In the future, it’s likely that only a few companies will have the necessary resources to build and maintain large language models (LLMs) like GPT-3. However, according to Sam Altman, the next decade may witness the emergence of many companies building a “second layer” on top of these models, with valuations surpassing a billion dollars.
The concept of a “second layer” refers to companies built on top of base LLMs but with specific training, enabling the generation of business intelligence for specific industries and domains of knowledge. This approach could lead to the development of industry-specific solutions based on data related to legal aspects, procedures, specifications, etc.
To generate value, it’s necessary to move from theoretical models to production-level accuracy.
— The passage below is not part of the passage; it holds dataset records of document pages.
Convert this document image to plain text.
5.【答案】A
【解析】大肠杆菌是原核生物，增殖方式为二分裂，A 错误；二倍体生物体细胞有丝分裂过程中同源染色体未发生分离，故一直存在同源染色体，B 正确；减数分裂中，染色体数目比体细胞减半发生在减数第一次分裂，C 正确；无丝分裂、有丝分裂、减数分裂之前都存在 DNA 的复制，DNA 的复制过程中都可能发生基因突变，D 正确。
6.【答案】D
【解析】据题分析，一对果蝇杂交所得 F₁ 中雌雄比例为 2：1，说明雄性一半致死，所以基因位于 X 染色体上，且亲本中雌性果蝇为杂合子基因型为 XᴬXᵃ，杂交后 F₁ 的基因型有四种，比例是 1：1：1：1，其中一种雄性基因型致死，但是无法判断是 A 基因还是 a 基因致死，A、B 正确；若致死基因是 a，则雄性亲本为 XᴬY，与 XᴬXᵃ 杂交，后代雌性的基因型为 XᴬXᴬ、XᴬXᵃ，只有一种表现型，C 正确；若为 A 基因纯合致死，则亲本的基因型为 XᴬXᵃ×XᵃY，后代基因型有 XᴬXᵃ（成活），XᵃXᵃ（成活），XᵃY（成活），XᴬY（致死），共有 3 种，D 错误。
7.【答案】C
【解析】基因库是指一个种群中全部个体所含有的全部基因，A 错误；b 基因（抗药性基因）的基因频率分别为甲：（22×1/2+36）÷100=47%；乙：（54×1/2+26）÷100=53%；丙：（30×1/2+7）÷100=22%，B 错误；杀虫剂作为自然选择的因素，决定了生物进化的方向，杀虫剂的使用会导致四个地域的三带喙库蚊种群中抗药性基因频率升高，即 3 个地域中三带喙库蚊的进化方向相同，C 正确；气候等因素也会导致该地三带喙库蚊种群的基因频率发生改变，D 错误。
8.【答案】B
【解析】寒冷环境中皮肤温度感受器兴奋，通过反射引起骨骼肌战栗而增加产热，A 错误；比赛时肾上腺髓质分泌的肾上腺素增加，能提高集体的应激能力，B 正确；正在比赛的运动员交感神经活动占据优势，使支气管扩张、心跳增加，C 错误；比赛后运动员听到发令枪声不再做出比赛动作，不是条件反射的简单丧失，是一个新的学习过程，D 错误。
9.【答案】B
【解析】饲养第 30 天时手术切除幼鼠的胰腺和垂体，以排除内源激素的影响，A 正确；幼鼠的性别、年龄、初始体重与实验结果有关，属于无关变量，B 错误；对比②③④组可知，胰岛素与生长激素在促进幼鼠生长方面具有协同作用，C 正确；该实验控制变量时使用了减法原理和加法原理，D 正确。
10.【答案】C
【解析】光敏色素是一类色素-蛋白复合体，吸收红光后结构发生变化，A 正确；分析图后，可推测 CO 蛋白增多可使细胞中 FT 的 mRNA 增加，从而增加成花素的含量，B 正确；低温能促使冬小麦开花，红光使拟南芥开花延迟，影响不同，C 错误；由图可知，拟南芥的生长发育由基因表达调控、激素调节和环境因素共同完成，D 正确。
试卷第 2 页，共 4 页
This shift requires investment in data labeling and development. Custom-trained models consistently outperform their generic counterparts, such as ChatGPT, as demonstrated by studies.
The Importance of Data
OpenAI emphasizes the need for at least 100 labeled examples per class for effective fine-tuning training. This highlights that data development is not a mundane task; it initiates a powerful cycle.
The more fine-tuning occurs, the more adaptable and powerful the model becomes, shifting the focus from the base model to continuous refinement.
Therefore, this “second layer,” characterized by data development and fine-tuning, is where the true value of AI materializes: owning and mastering data is key to boosting AI capabilities.
GPT-You Personal Assistants
Additionally, there is considerable hidden value in the personal customization of GPT models to serve as personal assistants. These models present strong entry barriers, depending on the user’s relationship with the machine in environments with millions of captive users, as seen in the cases of Apple or Google.